特開2010−170151号公報 特開2009−75342号公報
本発明の課題は、トナーの低温定着性、印字物の保存性及び印刷物のカールの発生の抑制に優れる、トナー用結着樹脂及び該結着樹脂を含有した電子写真用トナーを提供することにある。
本発明は、
〔1〕 アルコール成分と、アルコール成分100モルに対して、5〜25モルのアジピン酸化合物を含有するカルボン酸成分とを縮重合させて得られる、数平均分子量が1000〜2400である非晶質ポリエステルと、炭素数6〜12の脂肪族ジオールを70〜100モル%含有するアルコール成分と炭素数8〜12の脂肪族ジカルボン酸化合物を70〜100モル%含有するカルボン酸成分とを縮重合させて得られる結晶性ポリエステルとを含有してなる、トナー用結着樹脂、並びに
〔2〕 前記〔1〕記載のトナー用結着樹脂を含有してなる、電子写真用トナー
に関する。
本発明の結着樹脂を含有した電子写真用トナーは、トナーの低温定着性、印字物の保存性及び印刷物のカールの発生の抑制に優れた効果を奏する。
炭素数2〜12の脂肪族ジオールを70〜100モル%含むアルコール成分と炭素数8〜12の脂肪族ジカルボン酸化合物を70〜100モル%含むカルボン酸成分を縮重合させて得られる結晶性ポリエステルは、低融点であるため、印字物同士が融着し易く、印字物の保存性が低い。また、予想されたほど、優れた低温定着性を示すものではない。

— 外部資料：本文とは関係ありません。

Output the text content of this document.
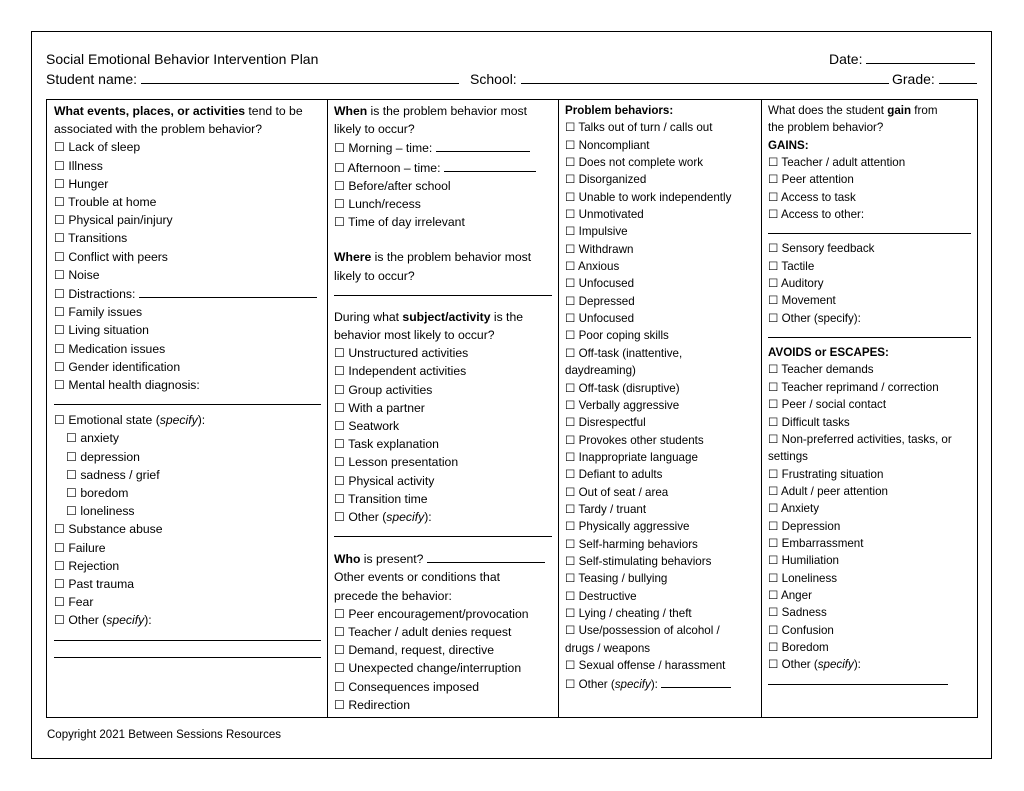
Social Emotional Behavior Intervention Plan	Date:
Student name:	School:	Grade:
What events, places, or activities tend to be
associated with the problem behavior?
☐ Lack of sleep
☐ Illness
☐ Hunger
☐ Trouble at home
☐ Physical pain/injury
☐ Transitions
☐ Conflict with peers
☐ Noise
☐ Distractions:
☐ Family issues
☐ Living situation
☐ Medication issues
☐ Gender identification
☐ Mental health diagnosis:
☐ Emotional state (specify):
☐ anxiety
☐ depression
☐ sadness / grief
☐ boredom
☐ loneliness
☐ Substance abuse
☐ Failure
☐ Rejection
☐ Past trauma
☐ Fear
☐ Other (specify):
When is the problem behavior most
likely to occur?
☐ Morning – time:
☐ Afternoon – time:
☐ Before/after school
☐ Lunch/recess
☐ Time of day irrelevant
Where is the problem behavior most
likely to occur?
During what subject/activity is the
behavior most likely to occur?
☐ Unstructured activities
☐ Independent activities
☐ Group activities
☐ With a partner
☐ Seatwork
☐ Task explanation
☐ Lesson presentation
☐ Physical activity
☐ Transition time
☐ Other (specify):
Who is present?
Other events or conditions that
precede the behavior:
☐ Peer encouragement/provocation
☐ Teacher / adult denies request
☐ Demand, request, directive
☐ Unexpected change/interruption
☐ Consequences imposed
☐ Redirection
Problem behaviors:
☐ Talks out of turn / calls out
☐ Noncompliant
☐ Does not complete work
☐ Disorganized
☐ Unable to work independently
☐ Unmotivated
☐ Impulsive
☐ Withdrawn
☐ Anxious
☐ Unfocused
☐ Depressed
☐ Unfocused
☐ Poor coping skills
☐ Off-task (inattentive,
daydreaming)
☐ Off-task (disruptive)
☐ Verbally aggressive
☐ Disrespectful
☐ Provokes other students
☐ Inappropriate language
☐ Defiant to adults
☐ Out of seat / area
☐ Tardy / truant
☐ Physically aggressive
☐ Self-harming behaviors
☐ Self-stimulating behaviors
☐ Teasing / bullying
☐ Destructive
☐ Lying / cheating / theft
☐ Use/possession of alcohol /
drugs / weapons
☐ Sexual offense / harassment
☐ Other (specify):
What does the student gain from
the problem behavior?
GAINS:
☐ Teacher / adult attention
☐ Peer attention
☐ Access to task
☐ Access to other:
☐ Sensory feedback
☐ Tactile
☐ Auditory
☐ Movement
☐ Other (specify):
AVOIDS or ESCAPES:
☐ Teacher demands
☐ Teacher reprimand / correction
☐ Peer / social contact
☐ Difficult tasks
☐ Non-preferred activities, tasks, or
settings
☐ Frustrating situation
☐ Adult / peer attention
☐ Anxiety
☐ Depression
☐ Embarrassment
☐ Humiliation
☐ Loneliness
☐ Anger
☐ Sadness
☐ Confusion
☐ Boredom
☐ Other (specify):
Copyright 2021 Between Sessions Resources
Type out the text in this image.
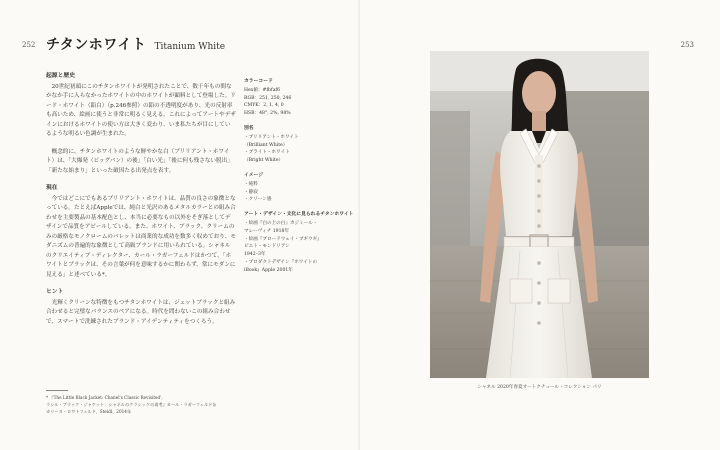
252 チタンホワイト Titanium White
起源と歴史

20世紀初頭にこのチタンホワイトが発明されたことで、数千年もの間なかなか手に入らなかったホワイトの中のホワイトが顕料として登場した。リード・ホワイト（鉛白）（p.246参照）の鉛の不透明度があり、光の反射率も高いため、絵画に使うと非常に明るく見える。これによってアートやデザインにおけるホワイトの使い方は大きく変わり、いま私たちが目にしているような明るい色調が生まれた。

概念的に、チタンホワイトのような鮮やかな白（ブリリアント・ホワイト）は、「大爆発（ビッグバン）の後」「白い光」「後に何も残さない脱出」「新たな始まり」といった破因たる出発点を表す。

現在

今ではどこにでもあるブリリアント・ホワイトは、品質の良さの象徴となっている。たとえばAppleでは、純白と光沢のあるメタルカラーとの組み合わせを主要製品の基本配色とし、本当に必要なもの以外をそぎ落としてデザインで品質をアピールしている。また、ホワイト、ブラック、クリームのみの厳格なモノクロームのパレットは商業的な成功を数多く収めており、モダニズムの普遍的な象徴として高級ブランドに用いられている。シャネルのクリエイティブ・ディレクター、カール・ラガーフェルドはかつて、「ホワイトとブラックは、その言葉が何を意味するかに関わらず、常にモダンに見える」と述べている*。

ヒント

光輝くクリーンな特徴をもつチタンホワイトは、ジェットブラックと組み合わせると完璧なバランスのペアになる。時代を問わないこの組み合わせで、スマートで洗練されたブランド・アイデンティティをつくろう。

* 『The Little Black Jacket: Chanel's Classic Revisited',
ラシル・ブラック・ジャケット：シャネルのクラシックの再考』カール・ラガーフェルド＆
カリーヌ・ロワトフェルド、Steidl、2014年
カラーコード
Hex値：#fbfaf6
RGB：251, 250, 246
CMYK：2, 1, 4, 0
HSB：48°, 2%, 98%
別名
・ブリリアント・ホワイト
（Brilliant White）
・ブライト・ホワイト
（Bright White）
イメージ
・純粋
・静寂
・クリーン感
アート・デザイン・文化に見られるチタンホワイト
・絵画『白の上の白』カジミール・
マレーヴィチ 1918年
・絵画『ブロードウェイ・ブギウギ』
ピエト・モンドリアン
1942–3年
・プロダクトデザイン『ホワイトの
iBook』Apple 2001年
253
シャネル 2020年春夏オートクチュール・コレクション パリ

この原因として、前記結晶性ポリエステルが、非晶質ポリエステルと親和性が低く、結晶性ポリエステルと非晶質ポリエステルとの溶融混練後、結晶性ポリエステルが再凝集を起こし、結晶性ポリエステルの結晶粒径が大きくなったためと考えられる。
そこで、本発明者らは、アルコール成分と、アルコール成分100モルに対して、5〜25モルのアジピン酸化合物を含有するカルボン酸成分とを縮重合して得られる非晶質ポリエステルであって、数平均分子量が1000〜2400である、低分子量の非晶質ポリエステルを前記結晶性ポリエステルと併用することで、印字物の保存性を高めるとともに、印刷物のカールを抑制することができることを見出した。
低分子量の非晶質ポリエステルを用いることで前記結晶性ポリエステルの分散性を良くすることはできるが、同時に結晶性ポリエステルの結晶性を阻害する。結晶性ポリエステルが十分に結晶化されないと、非晶質ポリエステルのガラス転移点が下がってしまい、印字物の保存性が低下する。特に前記結晶性ポリエステルは、低融点であるため、印字物の保存性が顕著に低下する。
これに対し、非晶質ポリエステルのカルボン酸成分にアジピン酸を一定量用いることで、前記結晶性ポリエステルを用いていても、非晶質ポリエステルのガラス転移点以上の温度においても、印字物の保存が可能となった。これは、非晶質ポリエステル中に微分散しているアジピン酸部位を核として前記結晶性ポリエステルの結晶化が促進されたため、非晶質ポリエステルのガラス転移点の低下が抑えられたためではないかと推定される。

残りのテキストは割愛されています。